3. Vulnerability of the Hola client
Part of the growing pains of creating a new service can be vulnerability to attack. It has happened to everyone (Apple iCloud, Snapchat, Skype, Sony, Evernote, Microsoft…), and now, to Hola. Two vulnerabilities were found in our product this past week. This means that there was a risk of a hacker being able to operate remote code on some devices that Hola is installed on. The hackers who identified these issues did their job, and we did our job by fixing them. In fact, we fixed both vulnerabilities within a few hours of them being published and pushed an update to all our community. We are now undergoing an internal security review, as well as an external audit we have committed to with one of the big 4 auditing companies’ cyber auditing team.
We will soon announce a bug bounty program for anyone that finds additional vulnerabilities in our products.
Hola was built for you, the user. We want to do what’s right for our community. We will continue to serve you. We have experienced the growing pains of our large network now, and are implementing these lessons.
So that’s the official statement regarding all this and while I can understand it coming out given the events of the weekend nothing of what was said am I still okay with on a personal level. I mean I get it. Trust me, of all people I get it. Shit happens. But there FAQ page was updated after the fact to reflect what was going on that the average person wasn’t aware. To me that still puts the company and Hola in the “do not trust/use” list I keep stored away inside my head. If you aren’t honest up front then I can’t help but wonder why that is. If it takes something like what happened to make you be honest then again I can’t help but wonder why that is. I mean I get that too to a degree, closing the barn door after the horses have made their escape and all, but it’s still not cool and more so because if people weren’t being alerted to all this then plenty of people would still be using Hola and opening themselves up to potential issues.
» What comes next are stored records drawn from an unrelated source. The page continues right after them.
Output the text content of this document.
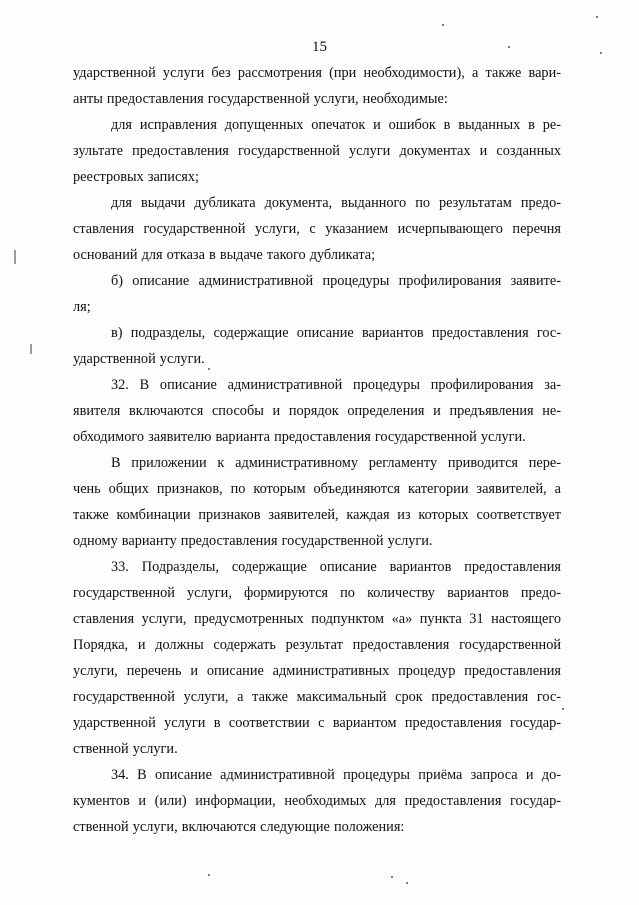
15
ударственной услуги без рассмотрения (при необходимости), а также вари-
анты предоставления государственной услуги, необходимые:
для исправления допущенных опечаток и ошибок в выданных в ре-
зультате предоставления государственной услуги документах и созданных
реестровых записях;
для выдачи дубликата документа, выданного по результатам предо-
ставления государственной услуги, с указанием исчерпывающего перечня
оснований для отказа в выдаче такого дубликата;
б) описание административной процедуры профилирования заявите-
ля;
в) подразделы, содержащие описание вариантов предоставления гос-
ударственной услуги.
32. В описание административной процедуры профилирования за-
явителя включаются способы и порядок определения и предъявления не-
обходимого заявителю варианта предоставления государственной услуги.
В приложении к административному регламенту приводится пере-
чень общих признаков, по которым объединяются категории заявителей, а
также комбинации признаков заявителей, каждая из которых соответствует
одному варианту предоставления государственной услуги.
33. Подразделы, содержащие описание вариантов предоставления
государственной услуги, формируются по количеству вариантов предо-
ставления услуги, предусмотренных подпунктом «а» пункта 31 настоящего
Порядка, и должны содержать результат предоставления государственной
услуги, перечень и описание административных процедур предоставления
государственной услуги, а также максимальный срок предоставления гос-
ударственной услуги в соответствии с вариантом предоставления государ-
ственной услуги.
34. В описание административной процедуры приёма запроса и до-
кументов и (или) информации, необходимых для предоставления государ-
ственной услуги, включаются следующие положения:
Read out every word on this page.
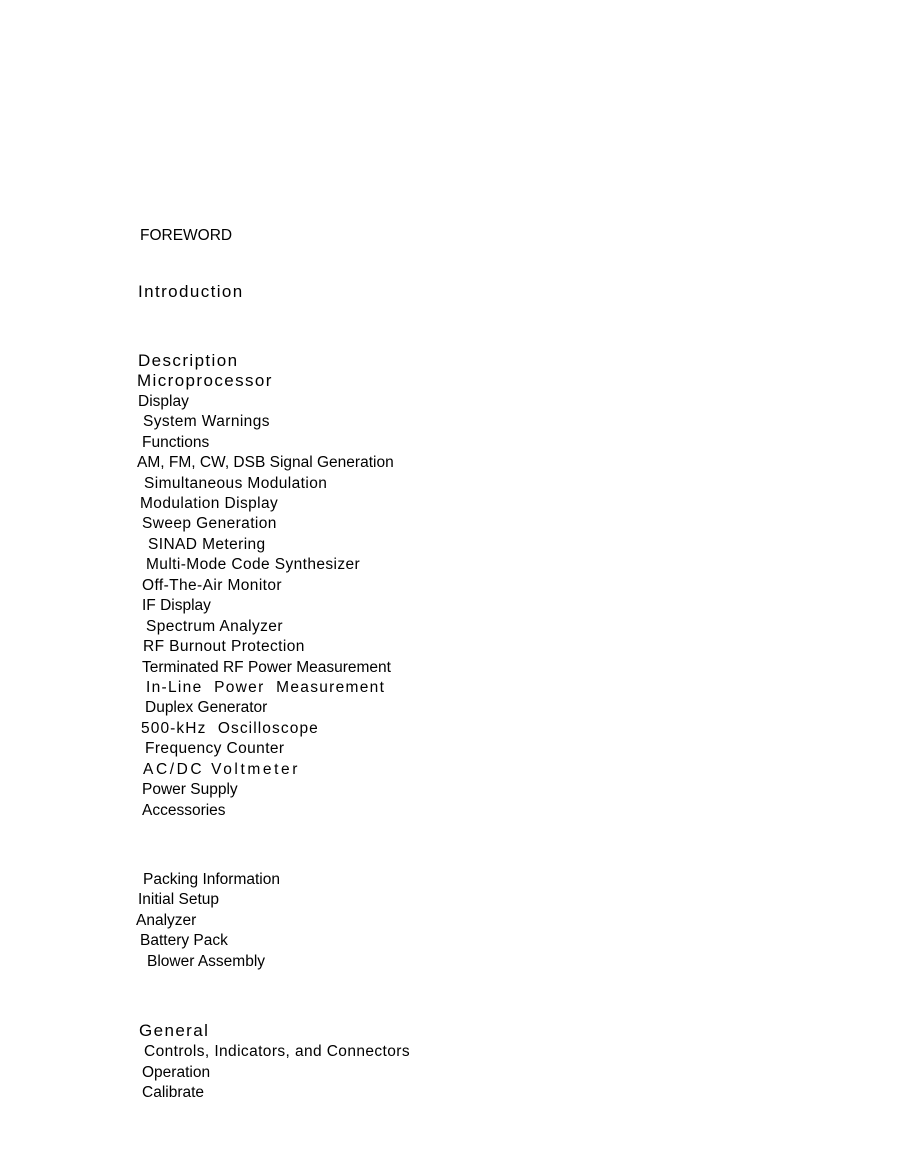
FOREWORD
Introduction
Description
Microprocessor
Display
System Warnings
Functions
AM, FM, CW, DSB Signal Generation
Simultaneous Modulation
Modulation Display
Sweep Generation
SINAD Metering
Multi-Mode Code Synthesizer
Off-The-Air Monitor
IF Display
Spectrum Analyzer
RF Burnout Protection
Terminated RF Power Measurement
In-Line Power Measurement
Duplex Generator
500-kHz Oscilloscope
Frequency Counter
AC/DC Voltmeter
Power Supply
Accessories
Packing Information
Initial Setup
Analyzer
Battery Pack
Blower Assembly
General
Controls, Indicators, and Connectors
Operation
Calibrate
Yeah, it’s great that they keep logs (which is still kinda scary from an anonymity perspective) of who is using your connection but that doesn’t mean you won’t hear a knock on your door and open up to see law enforcement accusing you of this or that. Does that sound like a far fetched scenario? At this time and place in history? I think not.
So my opinion, yet again, is to stop using Hola VPN. There are plenty of other companies out there who are far more upfront about things like this than Hola. There are free options I’d trust more, but if you really need to use a VPN then there are definitely better options out there. You might have to pay for them, but the monthly fees are pretty low (and the yearly fees are even lower). And per this example you clearly get what you pay for.